You can get a retainer rings for them to use with other lens, but not sure exactly the size. I had brian just make me one at a shoot and it wasn't an issue.


----------



## 5ringking (May 25, 2005)

Shrewds for me!!!


----------



## arrowblaster (Feb 9, 2004)

Shrewds for sure.


----------



## Sheila (Mar 7, 2016)

:shade:Shrewd. My husband got me my scope and shades for our anniversary....lol.....he's Awesome! I love my Sun shade, I do use a light depends on lighting as to how bright. I also use a peep with a shade so with a hat or visor I usually don't need someone standing on top of me with an umbrella. Unless the sun is coming directly from front or directly from back. We also very much like Axcel sights. I think there pretty...:smile:


----------



## gmixon0061 (Jan 15, 2012)

SILVERWOLF_73 said:


> I own both of those scope housings and I must say that the shrewd is the better one IMHO you can do so much more with the shrewd compared to the cbe . If you look at the shrewd 42 mm it's actually 2 different sized housings in one also you can mount the pin in 8 different locations. plus the shrewd lens and in a lens cap so they always are put in exactly the same.

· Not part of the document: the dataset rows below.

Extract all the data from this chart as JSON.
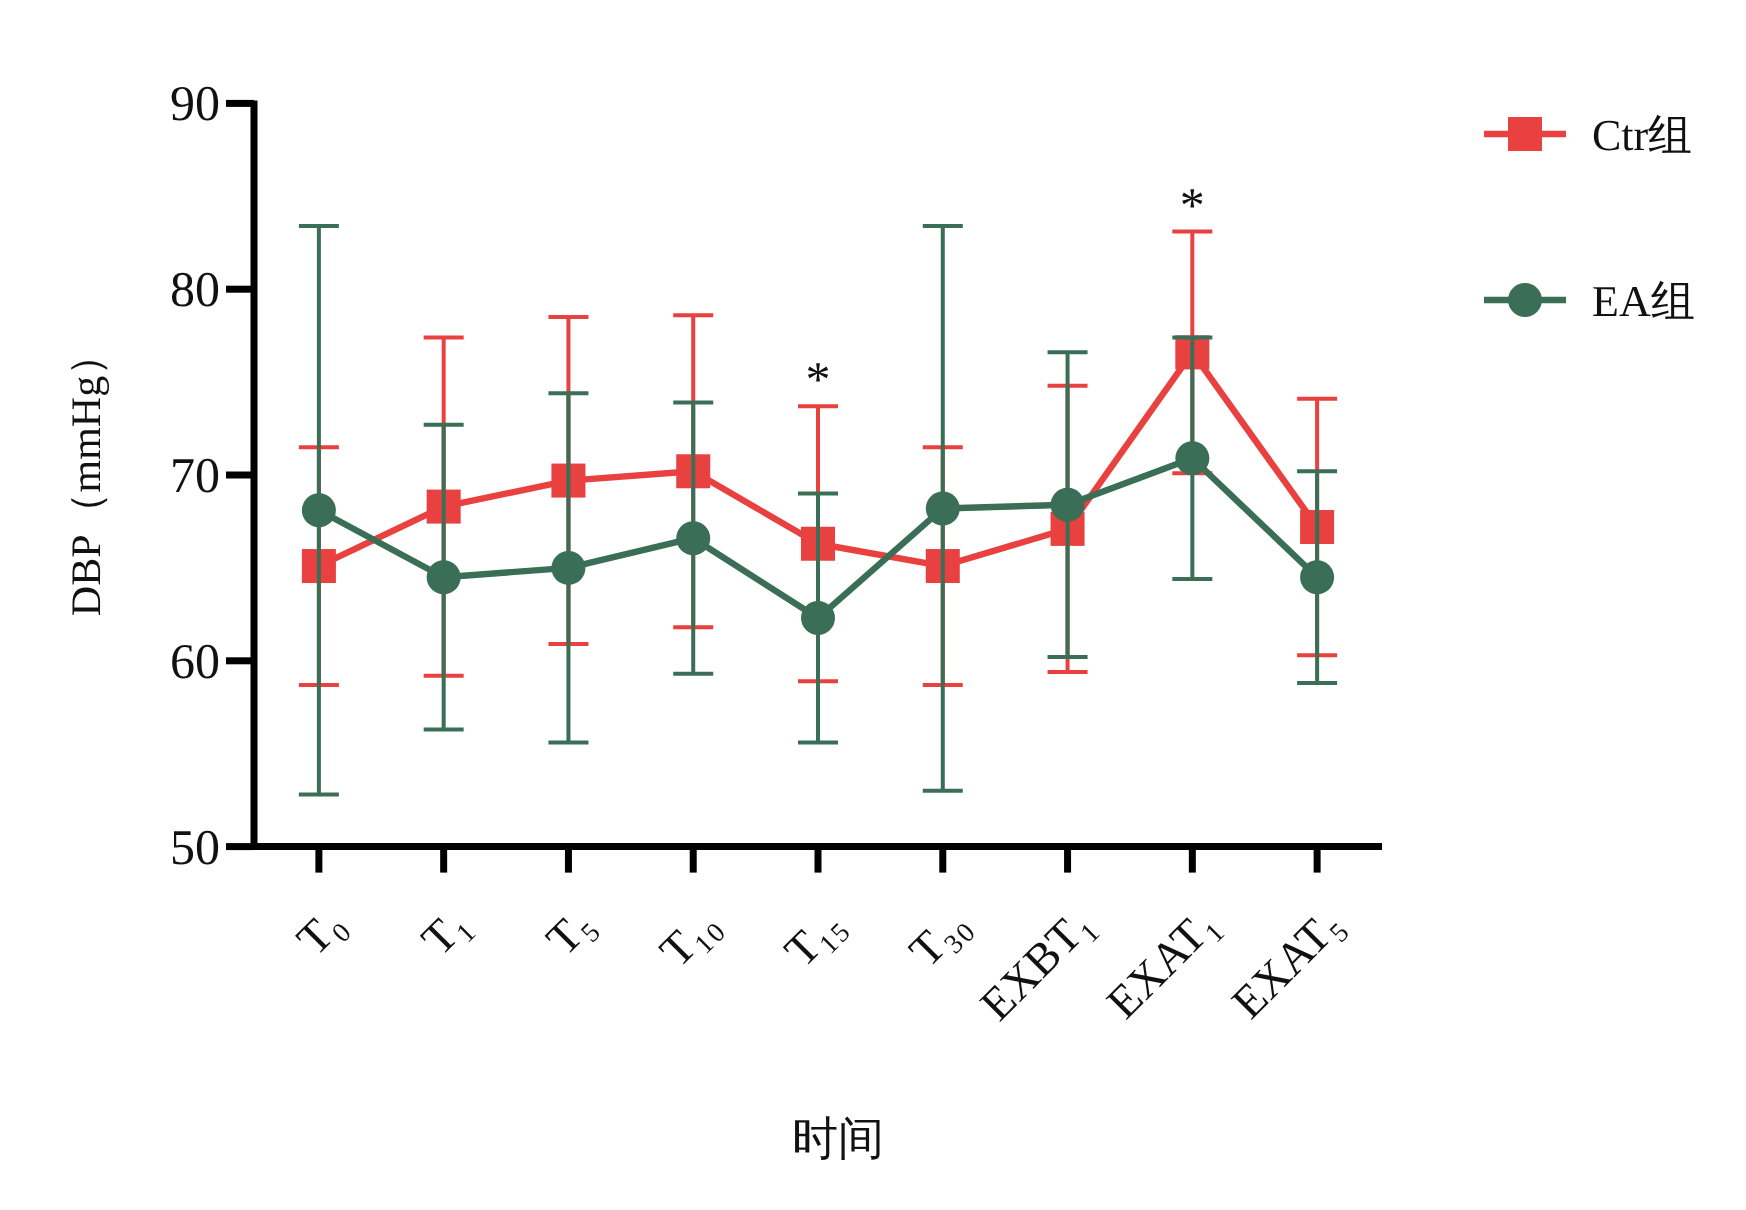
{
  "chart_data": {
    "type": "line",
    "xlabel": "时间",
    "ylabel": "DBP（mmHg）",
    "categories": [
      "T₀",
      "T₁",
      "T₅",
      "T₁₀",
      "T₁₅",
      "T₃₀",
      "EXBT₁",
      "EXAT₁",
      "EXAT₅"
    ],
    "ylim": [
      50,
      90
    ],
    "yticks": [
      50,
      60,
      70,
      80,
      90
    ],
    "legend": "top right",
    "series": [
      {
        "name": "Ctr组",
        "color": "#e8413f",
        "marker": "square",
        "values": [
          65.1,
          68.3,
          69.7,
          70.2,
          66.3,
          65.1,
          67.1,
          76.6,
          67.2
        ],
        "errors": [
          6.4,
          9.1,
          8.8,
          8.4,
          7.4,
          6.4,
          7.7,
          6.5,
          6.9
        ]
      },
      {
        "name": "EA组",
        "color": "#3b6e56",
        "marker": "circle",
        "values": [
          68.1,
          64.5,
          65.0,
          66.6,
          62.3,
          68.2,
          68.4,
          70.9,
          64.5
        ],
        "errors": [
          15.3,
          8.2,
          9.4,
          7.3,
          6.7,
          15.2,
          8.2,
          6.5,
          5.7
        ]
      }
    ],
    "annotations": [
      {
        "text": "*",
        "x": "T₁₅",
        "y": 66.3
      },
      {
        "text": "*",
        "x": "EXAT₁",
        "y": 76.6
      }
    ]
  }
}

Along with shrewds options for pin styles, I definitely believe Shrewd has the upper hand in target scopes.


----------



## blbyars (Feb 21, 2015)

i have vented and non vented in both cbe sizes. they have 3 diff pin positions: up, down, and side. the availability to shoot cheap lens or high quaility...its up to your budget at that point. why you need 8 pin positions is beyond me. there is always a time when people try to buy there way out of a problem...its not the equipment. but i would recommend shooting with a non vented version and sun shade if you plan on using glass outdoors. indoors doesnt really matter if you use a sticker/dot....if you plan on using a pin shrink wrap the fiber tube all the way to your light source so you can control the light, not the sun or artificial lighting. just my $.02 hope that helps.


----------



## southgaboy (Jan 28, 2007)

Shrewd has great customer service and their pins are top notch( they machine their own). Heck, they even sell a .015 pin.


----------



## blade37defender (Jun 8, 2005)

southgaboy said:


> Shrewd has great customer service and their pins are top notch( they machine their own). Heck, they even sell a .015 pin.

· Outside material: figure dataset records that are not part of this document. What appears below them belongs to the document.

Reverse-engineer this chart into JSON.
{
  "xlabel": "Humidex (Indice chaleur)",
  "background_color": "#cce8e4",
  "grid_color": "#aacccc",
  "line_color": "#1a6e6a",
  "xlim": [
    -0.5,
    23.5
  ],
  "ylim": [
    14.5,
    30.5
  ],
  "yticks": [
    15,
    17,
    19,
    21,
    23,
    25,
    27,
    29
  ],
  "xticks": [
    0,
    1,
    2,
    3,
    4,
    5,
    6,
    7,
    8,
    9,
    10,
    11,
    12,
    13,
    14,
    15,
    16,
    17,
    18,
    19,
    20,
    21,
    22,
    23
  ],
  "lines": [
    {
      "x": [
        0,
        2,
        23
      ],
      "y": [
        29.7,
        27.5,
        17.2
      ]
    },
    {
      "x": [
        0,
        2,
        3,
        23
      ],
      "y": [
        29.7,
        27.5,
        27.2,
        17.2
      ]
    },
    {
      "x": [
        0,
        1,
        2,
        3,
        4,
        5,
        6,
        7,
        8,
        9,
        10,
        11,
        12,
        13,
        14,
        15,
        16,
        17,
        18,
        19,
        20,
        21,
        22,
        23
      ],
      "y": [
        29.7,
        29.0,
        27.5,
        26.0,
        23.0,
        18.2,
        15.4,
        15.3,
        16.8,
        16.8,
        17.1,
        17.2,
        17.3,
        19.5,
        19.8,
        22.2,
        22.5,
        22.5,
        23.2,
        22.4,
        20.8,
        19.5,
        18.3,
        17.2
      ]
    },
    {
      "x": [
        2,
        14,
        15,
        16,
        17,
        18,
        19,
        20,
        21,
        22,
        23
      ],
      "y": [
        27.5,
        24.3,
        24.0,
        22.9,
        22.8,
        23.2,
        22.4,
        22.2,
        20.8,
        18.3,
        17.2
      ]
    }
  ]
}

Ditto.. I shoot a Nomad with a .010 from the 4:30 position outside but change the pin out to a slightly mushroomed .039 for indoors. Soooo many different options in pin sizes with the Shrewd.


----------



## buckwild13 (Sep 6, 2008)

I switched to a shrewd nomad 35mm last year and iv been extremely happy. Its by far best scope set up iv ever used.


----------



## CALELITE (Dec 3, 2013)

Shrewd has my vote. More options, lens is in a housing, 8 different pin location spots ect


----------



## Longshot87 (Jan 15, 2014)

I shoot the Shrewd 42mm Nomad I absolutely love it. I like the construction of the housing and the way the lens threads to the housing as a solid piece.


Sent from my iPhone using Tapatalk


----------